Charlotte-Mecklenburg Board of Education Chairman Joe White made a heart-felt speech last week about how he has really been misunderstood on school discipline. His own kids will tell you he's pretty conservative about that, he said. White can't be serious. Since he assumed the school board chairmanship in 2003, there have been more than 150 assaults on school personnel, 18 sexual assaults, 27 assaults resulting in serious injury, 18 assaults involving the use of a weapon and 94 possessions of a firearm. And that's just a small sampling of school crime. Tough? School officials finally admitted last week what I've been writing in this space annually -- that no one has been expelled from the school system in at least five years. From "Joe 'Robo Cop' White Gets Tough, Anything for 581.6 million," July 8, 2007.
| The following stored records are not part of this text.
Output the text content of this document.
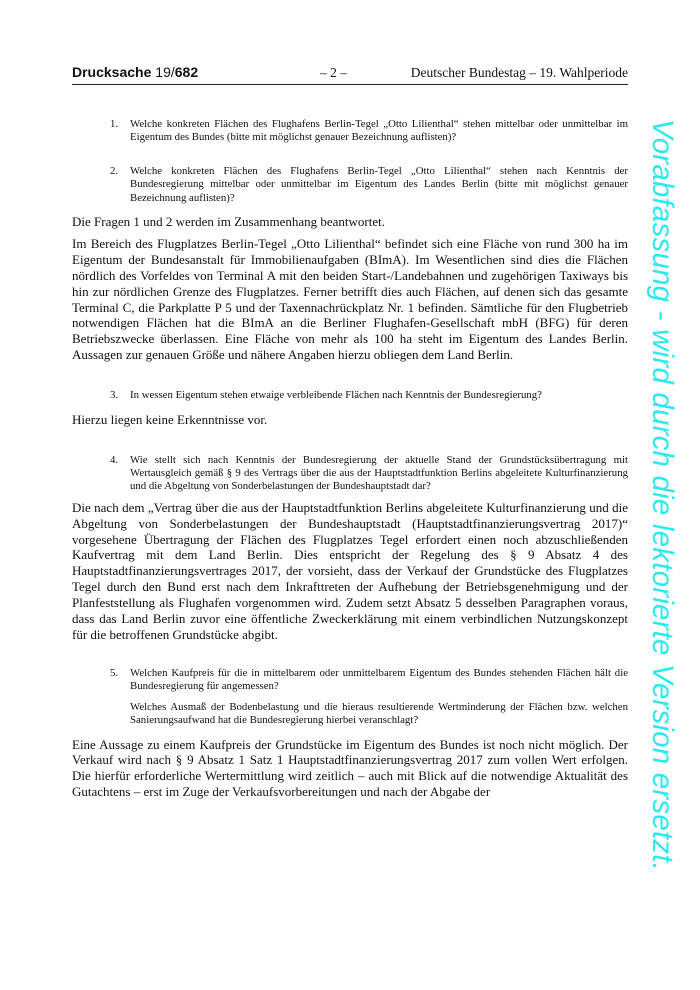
Drucksache 19/682	– 2 –	Deutscher Bundestag – 19. Wahlperiode
1. Welche konkreten Flächen des Flughafens Berlin-Tegel „Otto Lilienthal“ stehen mittelbar oder unmittelbar im Eigentum des Bundes (bitte mit möglichst genauer Bezeichnung auflisten)?

2. Welche konkreten Flächen des Flughafens Berlin-Tegel „Otto Lilienthal“ stehen nach Kenntnis der Bundesregierung mittelbar oder unmittelbar im Eigentum des Landes Berlin (bitte mit möglichst genauer Bezeichnung auflisten)?

Die Fragen 1 und 2 werden im Zusammenhang beantwortet.

Im Bereich des Flugplatzes Berlin-Tegel „Otto Lilienthal“ befindet sich eine Fläche von rund 300 ha im Eigentum der Bundesanstalt für Immobilienaufgaben (BImA). Im Wesentlichen sind dies die Flächen nördlich des Vorfeldes von Terminal A mit den beiden Start-/Landebahnen und zugehörigen Taxiways bis hin zur nördlichen Grenze des Flugplatzes. Ferner betrifft dies auch Flächen, auf denen sich das gesamte Terminal C, die Parkplatte P 5 und der Taxennachrückplatz Nr. 1 befinden. Sämtliche für den Flugbetrieb notwendigen Flächen hat die BImA an die Berliner Flughafen-Gesellschaft mbH (BFG) für deren Betriebszwecke überlassen. Eine Fläche von mehr als 100 ha steht im Eigentum des Landes Berlin. Aussagen zur genauen Größe und nähere Angaben hierzu obliegen dem Land Berlin.

3. In wessen Eigentum stehen etwaige verbleibende Flächen nach Kenntnis der Bundesregierung?

Hierzu liegen keine Erkenntnisse vor.

4. Wie stellt sich nach Kenntnis der Bundesregierung der aktuelle Stand der Grundstücksübertragung mit Wertausgleich gemäß § 9 des Vertrags über die aus der Hauptstadtfunktion Berlins abgeleitete Kulturfinanzierung und die Abgeltung von Sonderbelastungen der Bundeshauptstadt dar?

Die nach dem „Vertrag über die aus der Hauptstadtfunktion Berlins abgeleitete Kulturfinanzierung und die Abgeltung von Sonderbelastungen der Bundeshauptstadt (Hauptstadtfinanzierungsvertrag 2017)“ vorgesehene Übertragung der Flächen des Flugplatzes Tegel erfordert einen noch abzuschließenden Kaufvertrag mit dem Land Berlin. Dies entspricht der Regelung des § 9 Absatz 4 des Hauptstadtfinanzierungsvertrages 2017, der vorsieht, dass der Verkauf der Grundstücke des Flugplatzes Tegel durch den Bund erst nach dem Inkrafttreten der Aufhebung der Betriebsgenehmigung und der Planfeststellung als Flughafen vorgenommen wird. Zudem setzt Absatz 5 desselben Paragraphen voraus, dass das Land Berlin zuvor eine öffentliche Zweckerklärung mit einem verbindlichen Nutzungskonzept für die betroffenen Grundstücke abgibt.

5. Welchen Kaufpreis für die in mittelbarem oder unmittelbarem Eigentum des Bundes stehenden Flächen hält die Bundesregierung für angemessen?

Welches Ausmaß der Bodenbelastung und die hieraus resultierende Wertminderung der Flächen bzw. welchen Sanierungsaufwand hat die Bundesregierung hierbei veranschlagt?

Eine Aussage zu einem Kaufpreis der Grundstücke im Eigentum des Bundes ist noch nicht möglich. Der Verkauf wird nach § 9 Absatz 1 Satz 1 Hauptstadtfinanzierungsvertrag 2017 zum vollen Wert erfolgen. Die hierfür erforderliche Wertermittlung wird zeitlich – auch mit Blick auf die notwendige Aktualität des Gutachtens – erst im Zuge der Verkaufsvorbereitungen und nach der Abgabe der	Vorabfassung - wird durch die lektorierte Version ersetzt.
For years, Thomas Sayre has made his living selling circles and, from time to time, the occasional square. Sometimes he stacks the circles on top of each other to form cucumberesque shapes. Other times they are freestanding. Government art bureaucrats love Sayre's circles and have paid him hundreds of thousands of dollars for them over the years. The vaunted, highly qualified art critics with Charlotte Area Transit System's art-in-transit program call Sayre an artist. The head of the art program, which bought $142,000 worth of orange discs from him for the South Corridor light rail line, told me he was brilliant a few years ago. I agreed with her that he was brilliant. Not a brilliant artist, but a brilliant marketer who is running one heck of a racket. From "Running Circles, Around a faux art world," October 3, 2007.

The only African-American I see struggling to succeed around here is Mackey. I defy anyone to name one piece of information about his background that Mackey was asked for that Bailey wasn't. The painful truth is that most of the controversy surrounding Mackey could end tomorrow -- and could have ended weeks ago -- if Mackey simply turned over his police personnel record, as Bailey did promptly when asked. From "Racial Whiplash, Charlotte gets smacked," December 12, 2007.